Lange bevor sie ihren zukünftigen Ehemann kennenlernte, wurde bei Mary aus Bloomington, Minnesota, PCOS diagnostiziert. Zu ihrem großen Bedauern half eine Langzeitbehandlung nicht, und bei Maria wurde Unfruchtbarkeit diagnostiziert.
Als Mary und Randy Johnson 1996 heirateten, wussten beide, dass ihre Familien ohne Kinder immer unvollständig sein würden. 2002 entschieden sie sich für die künstliche Befruchtung. Die IVF-Behandlung war mehr als erfolgreich – 14 Embryonen waren lebensfähig.

Die beiden Embryonen wurden sofort in Marias Gebärmutter übertragen, wo sie glücklicherweise Wurzeln schlugen und sich zu entwickeln begannen. Am 11. Juni 2003 brachte die glückliche Mutter die Zwillinge Alex und Kurt zur Welt.
Die restlichen 12 Embryonen wurden vorübergehend in eine Kryokammer gelegt, da Mary und Randy nicht auf zwei Kinder beschränkt werden wollten.

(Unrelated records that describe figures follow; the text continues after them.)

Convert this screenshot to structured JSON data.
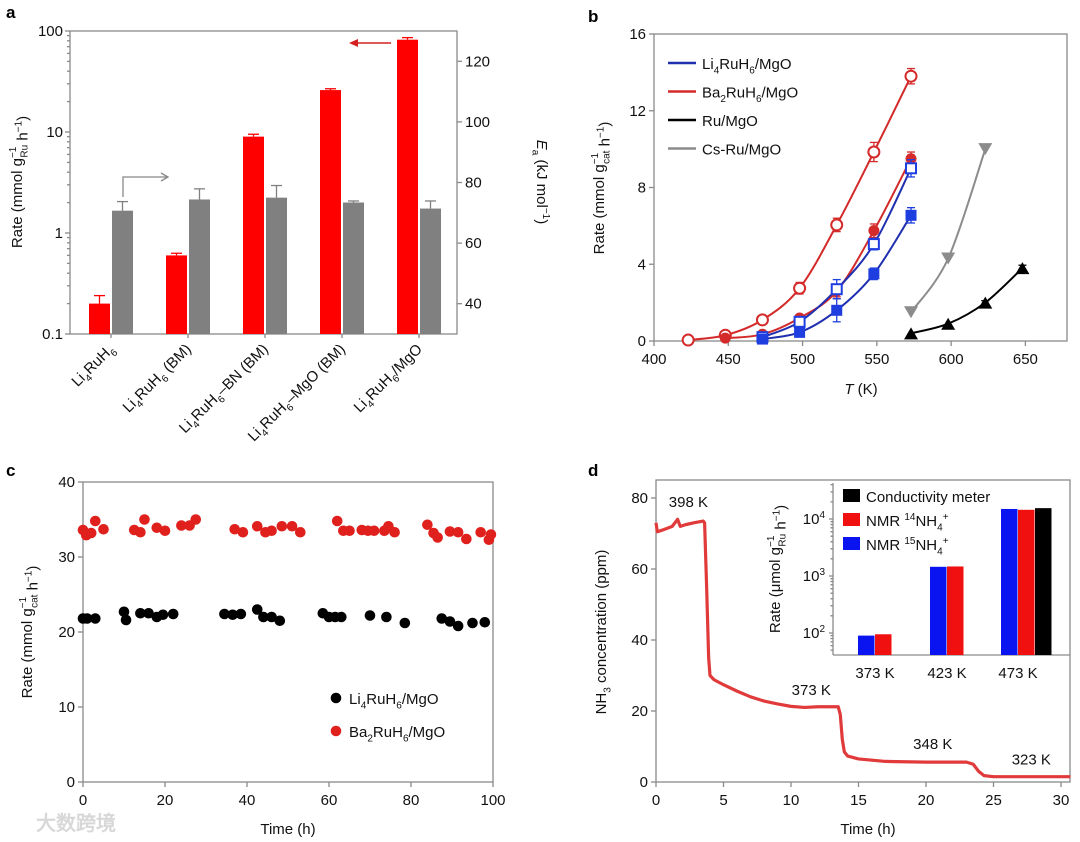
{
  "watermark": "大数跨境",
  "chart_data": [
    {
      "panel": "a",
      "type": "bar",
      "categories": [
        [
          "Li",
          {
            "sub": "4"
          },
          "RuH",
          {
            "sub": "6"
          }
        ],
        [
          "Li",
          {
            "sub": "4"
          },
          "RuH",
          {
            "sub": "6"
          },
          " (BM)"
        ],
        [
          "Li",
          {
            "sub": "4"
          },
          "RuH",
          {
            "sub": "6"
          },
          "–BN (BM)"
        ],
        [
          "Li",
          {
            "sub": "4"
          },
          "RuH",
          {
            "sub": "6"
          },
          "–MgO (BM)"
        ],
        [
          "Li",
          {
            "sub": "4"
          },
          "RuH",
          {
            "sub": "6"
          },
          "/MgO"
        ]
      ],
      "series": [
        {
          "name": "Rate",
          "axis": "left",
          "color": "#ff0000",
          "values": [
            0.2,
            0.6,
            9,
            26,
            82
          ],
          "errors": [
            0.04,
            0.03,
            0.5,
            0.8,
            4
          ]
        },
        {
          "name": "Ea",
          "axis": "right",
          "color": "#808080",
          "values": [
            70.7,
            74.4,
            75,
            73.4,
            71.4
          ],
          "errors": [
            3,
            3.5,
            4,
            0.5,
            2.5
          ]
        }
      ],
      "ylabel": [
        "Rate (mmol g",
        {
          "sup": "−1",
          "sub": "Ru"
        },
        " h",
        {
          "sup": "−1"
        },
        ")"
      ],
      "ylabel_right": [
        {
          "i": "E"
        },
        {
          "sub": "a"
        },
        " (kJ mol",
        {
          "sup": "−1"
        },
        ")"
      ],
      "yscale": "log",
      "ylim": [
        0.1,
        100
      ],
      "yticks": [
        "0.1",
        "1",
        "10",
        "100"
      ],
      "ylim_right": [
        30,
        130
      ],
      "yticks_right": [
        40,
        60,
        80,
        100,
        120
      ],
      "annotations": [
        "arrow pointing right to Ea axis (gray)",
        "arrow pointing left to Rate axis (red)"
      ]
    },
    {
      "panel": "b",
      "type": "line",
      "xlabel": [
        {
          "i": "T"
        },
        " (K)"
      ],
      "ylabel": [
        "Rate (mmol g",
        {
          "sup": "−1",
          "sub": "cat"
        },
        " h",
        {
          "sup": "−1"
        },
        ")"
      ],
      "xlim": [
        400,
        678
      ],
      "xticks": [
        400,
        450,
        500,
        550,
        600,
        650
      ],
      "ylim": [
        0,
        16
      ],
      "yticks": [
        0,
        4,
        8,
        12,
        16
      ],
      "legend_position": "top-left",
      "legend": [
        {
          "label": [
            "Li",
            {
              "sub": "4"
            },
            "RuH",
            {
              "sub": "6"
            },
            "/MgO"
          ],
          "color": "#1f2fb0"
        },
        {
          "label": [
            "Ba",
            {
              "sub": "2"
            },
            "RuH",
            {
              "sub": "6"
            },
            "/MgO"
          ],
          "color": "#d42a2a"
        },
        {
          "label": [
            "Ru/MgO"
          ],
          "color": "#000000"
        },
        {
          "label": [
            "Cs-Ru/MgO"
          ],
          "color": "#8c8c8c"
        }
      ],
      "series": [
        {
          "name": "Ba2RuH6/MgO (open)",
          "marker": "open-circle",
          "color": "#d42a2a",
          "x": [
            423,
            448,
            473,
            498,
            523,
            548,
            573
          ],
          "y": [
            0.05,
            0.3,
            1.1,
            2.75,
            6.05,
            9.85,
            13.8
          ],
          "err": [
            0.1,
            0.1,
            0.15,
            0.3,
            0.35,
            0.5,
            0.4
          ]
        },
        {
          "name": "Ba2RuH6/MgO (filled)",
          "marker": "filled-circle",
          "color": "#d42a2a",
          "x": [
            448,
            473,
            498,
            523,
            548,
            573
          ],
          "y": [
            0.15,
            0.35,
            1.2,
            2.6,
            5.75,
            9.5
          ],
          "err": [
            0.05,
            0.1,
            0.15,
            0.3,
            0.35,
            0.35
          ]
        },
        {
          "name": "Li4RuH6/MgO (open)",
          "marker": "open-square",
          "color": "#1f3ee0",
          "x": [
            473,
            498,
            523,
            548,
            573
          ],
          "y": [
            0.2,
            1.0,
            2.7,
            5.05,
            9.0
          ],
          "err": [
            0.05,
            0.2,
            0.5,
            0.3,
            0.45
          ]
        },
        {
          "name": "Li4RuH6/MgO (filled)",
          "marker": "filled-square",
          "color": "#1f3ee0",
          "x": [
            473,
            498,
            523,
            548,
            573
          ],
          "y": [
            0.1,
            0.45,
            1.6,
            3.5,
            6.55
          ],
          "err": [
            0.05,
            0.1,
            0.6,
            0.3,
            0.4
          ]
        },
        {
          "name": "Cs-Ru/MgO",
          "marker": "down-triangle",
          "color": "#8c8c8c",
          "x": [
            573,
            598,
            623
          ],
          "y": [
            1.5,
            4.3,
            10.0
          ],
          "err": [
            0,
            0,
            0
          ]
        },
        {
          "name": "Ru/MgO",
          "marker": "up-triangle",
          "color": "#000000",
          "x": [
            573,
            598,
            623,
            648
          ],
          "y": [
            0.4,
            0.9,
            2.0,
            3.8
          ],
          "err": [
            0,
            0,
            0.1,
            0.15
          ]
        }
      ]
    },
    {
      "panel": "c",
      "type": "scatter",
      "xlabel": [
        "Time (h)"
      ],
      "ylabel": [
        "Rate (mmol g",
        {
          "sup": "−1",
          "sub": "cat"
        },
        " h",
        {
          "sup": "−1"
        },
        ")"
      ],
      "xlim": [
        0,
        100
      ],
      "xticks": [
        0,
        20,
        40,
        60,
        80,
        100
      ],
      "ylim": [
        0,
        40
      ],
      "yticks": [
        0,
        10,
        20,
        30,
        40
      ],
      "legend_position": "bottom-right",
      "series": [
        {
          "name": [
            "Li",
            {
              "sub": "4"
            },
            "RuH",
            {
              "sub": "6"
            },
            "/MgO"
          ],
          "color": "#000000",
          "points": [
            [
              0,
              21.8
            ],
            [
              1,
              21.8
            ],
            [
              3,
              21.8
            ],
            [
              10,
              22.7
            ],
            [
              10.5,
              21.6
            ],
            [
              14,
              22.5
            ],
            [
              16,
              22.5
            ],
            [
              18,
              22
            ],
            [
              19.5,
              22.3
            ],
            [
              22,
              22.4
            ],
            [
              34.5,
              22.4
            ],
            [
              36.5,
              22.3
            ],
            [
              38.5,
              22.4
            ],
            [
              42.5,
              23
            ],
            [
              44,
              22
            ],
            [
              46,
              22
            ],
            [
              48,
              21.5
            ],
            [
              58.5,
              22.5
            ],
            [
              60,
              22
            ],
            [
              61.5,
              22
            ],
            [
              63,
              22
            ],
            [
              70,
              22.2
            ],
            [
              74,
              22
            ],
            [
              78.5,
              21.2
            ],
            [
              87.5,
              21.8
            ],
            [
              89.5,
              21.4
            ],
            [
              91.5,
              20.8
            ],
            [
              95,
              21.2
            ],
            [
              98,
              21.3
            ]
          ]
        },
        {
          "name": [
            "Ba",
            {
              "sub": "2"
            },
            "RuH",
            {
              "sub": "6"
            },
            "/MgO"
          ],
          "color": "#e0201c",
          "points": [
            [
              0,
              33.6
            ],
            [
              0.8,
              32.9
            ],
            [
              2,
              33.2
            ],
            [
              3,
              34.8
            ],
            [
              5,
              33.7
            ],
            [
              12.5,
              33.6
            ],
            [
              14,
              33.3
            ],
            [
              15,
              35
            ],
            [
              18,
              33.9
            ],
            [
              20,
              33.5
            ],
            [
              24,
              34.2
            ],
            [
              26,
              34.2
            ],
            [
              27.5,
              35
            ],
            [
              37,
              33.7
            ],
            [
              39,
              33.3
            ],
            [
              42.5,
              34.1
            ],
            [
              44.5,
              33.3
            ],
            [
              46,
              33.5
            ],
            [
              48.5,
              34.1
            ],
            [
              51,
              34.1
            ],
            [
              53,
              33.3
            ],
            [
              62,
              34.8
            ],
            [
              63.5,
              33.5
            ],
            [
              65,
              33.5
            ],
            [
              68,
              33.6
            ],
            [
              69.5,
              33.5
            ],
            [
              71,
              33.5
            ],
            [
              73.5,
              33.5
            ],
            [
              74.5,
              34.1
            ],
            [
              76,
              33.3
            ],
            [
              84,
              34.3
            ],
            [
              85.5,
              33.2
            ],
            [
              86.5,
              32.6
            ],
            [
              89.5,
              33.4
            ],
            [
              91.5,
              33.3
            ],
            [
              93.5,
              32.4
            ],
            [
              97,
              33.3
            ],
            [
              99,
              32.3
            ],
            [
              99.5,
              33
            ]
          ]
        }
      ]
    },
    {
      "panel": "d",
      "type": "line",
      "xlabel": [
        "Time (h)"
      ],
      "ylabel": [
        "NH",
        {
          "sub": "3"
        },
        " concentration (ppm)"
      ],
      "xlim": [
        0,
        30.7
      ],
      "xticks": [
        0,
        5,
        10,
        15,
        20,
        25,
        30
      ],
      "ylim": [
        0,
        85
      ],
      "yticks": [
        0,
        20,
        40,
        60,
        80
      ],
      "series": [
        {
          "name": "NH3 concentration",
          "color": "#e03a3a",
          "x": [
            0,
            0.1,
            0.5,
            1.2,
            1.6,
            1.8,
            2.2,
            2.8,
            3.5,
            3.6,
            3.75,
            3.9,
            4.0,
            4.3,
            5,
            6,
            7,
            8,
            9,
            10,
            11,
            12,
            13.5,
            13.65,
            13.8,
            13.95,
            14.2,
            15,
            17,
            20,
            23,
            23.5,
            23.9,
            24.3,
            25,
            30.7
          ],
          "y": [
            73,
            70.5,
            71,
            72,
            74,
            72,
            72.5,
            73,
            73.5,
            73,
            55,
            35,
            30,
            28.8,
            27.4,
            25.6,
            24,
            22.8,
            22,
            21.3,
            21,
            21.2,
            21.2,
            19,
            12,
            8.5,
            7.3,
            6.5,
            5.8,
            5.6,
            5.6,
            5,
            3,
            1.8,
            1.5,
            1.5
          ]
        }
      ],
      "annotations": [
        {
          "text": "398 K"
        },
        {
          "text": "373 K"
        },
        {
          "text": "348 K"
        },
        {
          "text": "323 K"
        }
      ],
      "inset": {
        "type": "bar",
        "yscale": "log",
        "ylim": [
          41,
          42700
        ],
        "yticks": [
          {
            "base": "10",
            "exp": "2"
          },
          {
            "base": "10",
            "exp": "3"
          },
          {
            "base": "10",
            "exp": "4"
          }
        ],
        "ylabel": [
          "Rate (μmol g",
          {
            "sup": "−1",
            "sub": "Ru"
          },
          " h",
          {
            "sup": "−1"
          },
          ")"
        ],
        "categories": [
          "373 K",
          "423 K",
          "473 K"
        ],
        "legend_position": "top-left",
        "series": [
          {
            "name": [
              "NMR ",
              {
                "sup": "15"
              },
              "NH",
              {
                "sub": "4"
              },
              {
                "sup": "+"
              }
            ],
            "color": "#0a14f0",
            "values": [
              90,
              1450,
              15000
            ]
          },
          {
            "name": [
              "NMR ",
              {
                "sup": "14"
              },
              "NH",
              {
                "sub": "4"
              },
              {
                "sup": "+"
              }
            ],
            "color": "#f01010",
            "values": [
              95,
              1470,
              14500
            ]
          },
          {
            "name": [
              "Conductivity meter"
            ],
            "color": "#000000",
            "values": [
              null,
              null,
              15500
            ]
          }
        ],
        "legend_order": [
          2,
          1,
          0
        ]
      }
    }
  ]
}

Leider verboten die Ärzte Maria nach der ersten Geburt, ein Kind zur Welt zu bringen. In gegenseitigem Einvernehmen spendeten Mary und Randy ihre 12 Embryonen an das National Embryonic Center als Geschenk für diejenigen, die nicht die Möglichkeit hatten, Eltern zu werden.
„Die einzige Bedingung, die Randy und ich den Experten des embryologischen Zentrums gestellt haben, war, dass wir wissen müssen, wem unsere Embryonen transplantiert werden. Und nicht nur zu lernen, sondern auch zu sehen, wie Babys geboren werden. Mit der Zeit werden sie auch unsere Babys“, sagt Mary.

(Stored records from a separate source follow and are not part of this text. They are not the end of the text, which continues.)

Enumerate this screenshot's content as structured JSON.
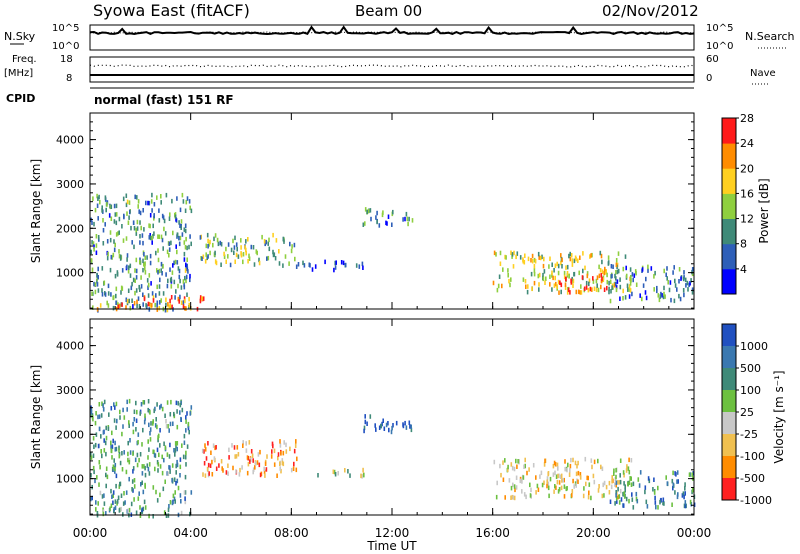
{
  "header": {
    "radar": "Syowa East (fitACF)",
    "beam": "Beam 00",
    "date": "02/Nov/2012"
  },
  "top_panels": {
    "nsky_label": "N.Sky",
    "nsearch_label": "N.Search",
    "noise_ticks": [
      "10^5",
      "10^0"
    ],
    "freq_label": "Freq.",
    "freq_unit": "[MHz]",
    "freq_ticks": [
      "18",
      "8"
    ],
    "nave_ticks": [
      "60",
      "0"
    ],
    "nave_label": "Nave",
    "cpid_label": "CPID",
    "cpid_value": "normal (fast) 151 RF"
  },
  "chart_data": [
    {
      "type": "heatmap",
      "xlabel": "Time UT",
      "ylabel": "Slant Range [km]",
      "x_ticks": [
        "00:00",
        "04:00",
        "08:00",
        "12:00",
        "16:00",
        "20:00",
        "00:00"
      ],
      "xlim_hours": [
        0,
        24
      ],
      "y_ticks": [
        1000,
        2000,
        3000,
        4000
      ],
      "ylim": [
        180,
        4600
      ],
      "colorbar": {
        "label": "Power [dB]",
        "ticks": [
          "4",
          "8",
          "12",
          "16",
          "20",
          "24",
          "28"
        ],
        "colors": [
          "#0000ff",
          "#2e5fb8",
          "#3f8a78",
          "#8fcf3f",
          "#ffd020",
          "#ff8c00",
          "#ff1a1a"
        ]
      },
      "regions": [
        {
          "t": [
            0.0,
            4.0
          ],
          "r": [
            200,
            2800
          ],
          "level": 0.35
        },
        {
          "t": [
            0.2,
            4.5
          ],
          "r": [
            200,
            500
          ],
          "level": 0.8
        },
        {
          "t": [
            4.3,
            8.2
          ],
          "r": [
            1200,
            1900
          ],
          "level": 0.45
        },
        {
          "t": [
            8.0,
            11.0
          ],
          "r": [
            1100,
            1300
          ],
          "level": 0.15
        },
        {
          "t": [
            10.8,
            12.8
          ],
          "r": [
            2100,
            2500
          ],
          "level": 0.3
        },
        {
          "t": [
            16.0,
            21.5
          ],
          "r": [
            600,
            1500
          ],
          "level": 0.55
        },
        {
          "t": [
            18.3,
            20.6
          ],
          "r": [
            600,
            1000
          ],
          "level": 0.85
        },
        {
          "t": [
            20.5,
            24.0
          ],
          "r": [
            400,
            1200
          ],
          "level": 0.3
        }
      ]
    },
    {
      "type": "heatmap",
      "xlabel": "Time UT",
      "ylabel": "Slant Range [km]",
      "x_ticks": [
        "00:00",
        "04:00",
        "08:00",
        "12:00",
        "16:00",
        "20:00",
        "00:00"
      ],
      "xlim_hours": [
        0,
        24
      ],
      "y_ticks": [
        1000,
        2000,
        3000,
        4000
      ],
      "ylim": [
        180,
        4600
      ],
      "colorbar": {
        "label": "Velocity [m s⁻¹]",
        "ticks": [
          "1000",
          "500",
          "100",
          "25",
          "-25",
          "-100",
          "-500",
          "-1000"
        ],
        "colors": [
          "#2050c0",
          "#3a78b0",
          "#3f8a78",
          "#6cc040",
          "#c8c8c8",
          "#f0c050",
          "#ff8c00",
          "#ff2020"
        ]
      },
      "regions": [
        {
          "t": [
            0.0,
            4.0
          ],
          "r": [
            200,
            2800
          ],
          "level": 0.3
        },
        {
          "t": [
            4.3,
            8.2
          ],
          "r": [
            1100,
            1900
          ],
          "level": 0.75
        },
        {
          "t": [
            8.5,
            11.0
          ],
          "r": [
            1100,
            1250
          ],
          "level": 0.5
        },
        {
          "t": [
            10.8,
            12.8
          ],
          "r": [
            2100,
            2500
          ],
          "level": 0.1
        },
        {
          "t": [
            16.0,
            21.5
          ],
          "r": [
            600,
            1500
          ],
          "level": 0.6
        },
        {
          "t": [
            20.5,
            24.0
          ],
          "r": [
            400,
            1200
          ],
          "level": 0.25
        }
      ]
    }
  ]
}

Beide Embryonen gingen an Jenny und Dani Gardner aus Charleston, South Carolina.
Im Fötuszentrum, in das die Gardners gingen, wurden sie Mary und Randy Johnson vorgestellt. Es stellte sich heraus, dass die beiden Paare viel gemeinsam haben. Daher „schenkten“ die Johnsons gerne ihre beiden Embryonen an ihre neuen Bekannten.
Im November 2017 brachte Jennie Gardner die Zwillinge Matthew und James zur Welt.

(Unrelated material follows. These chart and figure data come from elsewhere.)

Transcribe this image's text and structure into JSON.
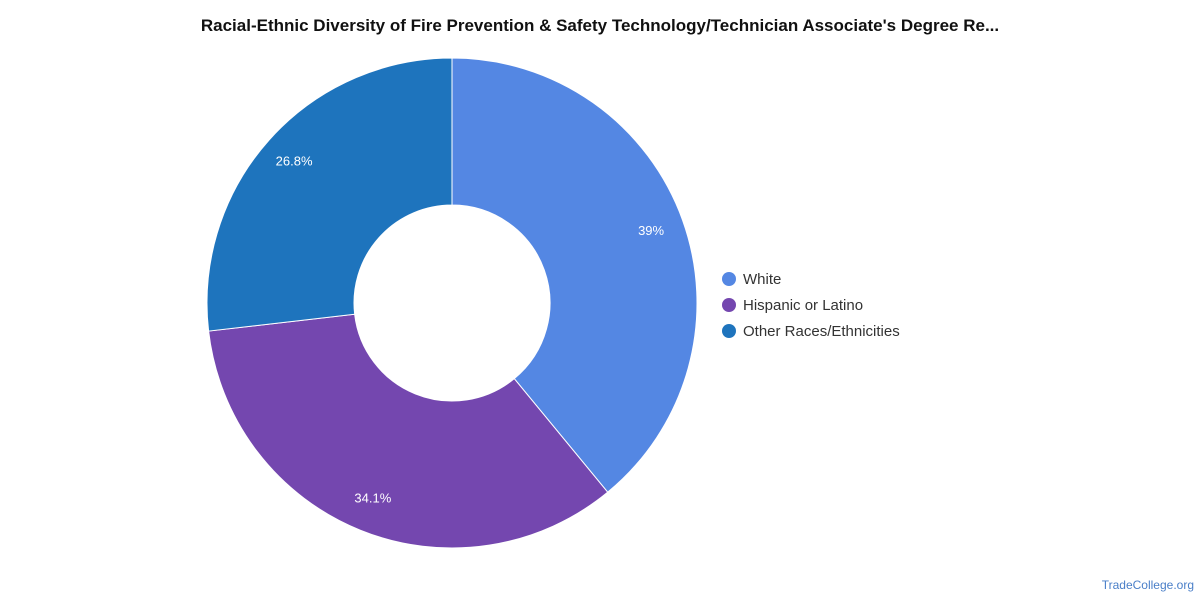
{
  "chart_data": {
    "type": "pie",
    "title": "Racial-Ethnic Diversity of Fire Prevention & Safety Technology/Technician Associate's Degree Re...",
    "donut": true,
    "legend_position": "right",
    "slices": [
      {
        "name": "White",
        "value": 39,
        "label": "39%",
        "color": "#5487e3"
      },
      {
        "name": "Hispanic or Latino",
        "value": 34.1,
        "label": "34.1%",
        "color": "#7447af"
      },
      {
        "name": "Other Races/Ethnicities",
        "value": 26.8,
        "label": "26.8%",
        "color": "#1e74bd"
      }
    ]
  },
  "attribution": "TradeCollege.org"
}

Die beiden anderen Embryonen gingen an ein junges Paar aus Millington, Tennessee, Amy und Robert Hefner, die ebenfalls jahrelang erfolglos versuchten, eigene Kinder zu bekommen.
Durch die Einführung der Johnsons und die anschließende IVF konnten die Hefners Eltern werden.
Am 11. Juni 2018, genau 15 Jahre nach der Geburt von Alex und Kurt, wurden die süßen Schwestern Eliana und Eliza geboren.

Obwohl sie zu unterschiedlichen Zeiten von verschiedenen Eltern geboren wurden, sind sie biologische Zwillinge. Aus diesem Grund stehen 3 Familien in engem Kontakt und tauschen Neuigkeiten über ihre Kinder aus.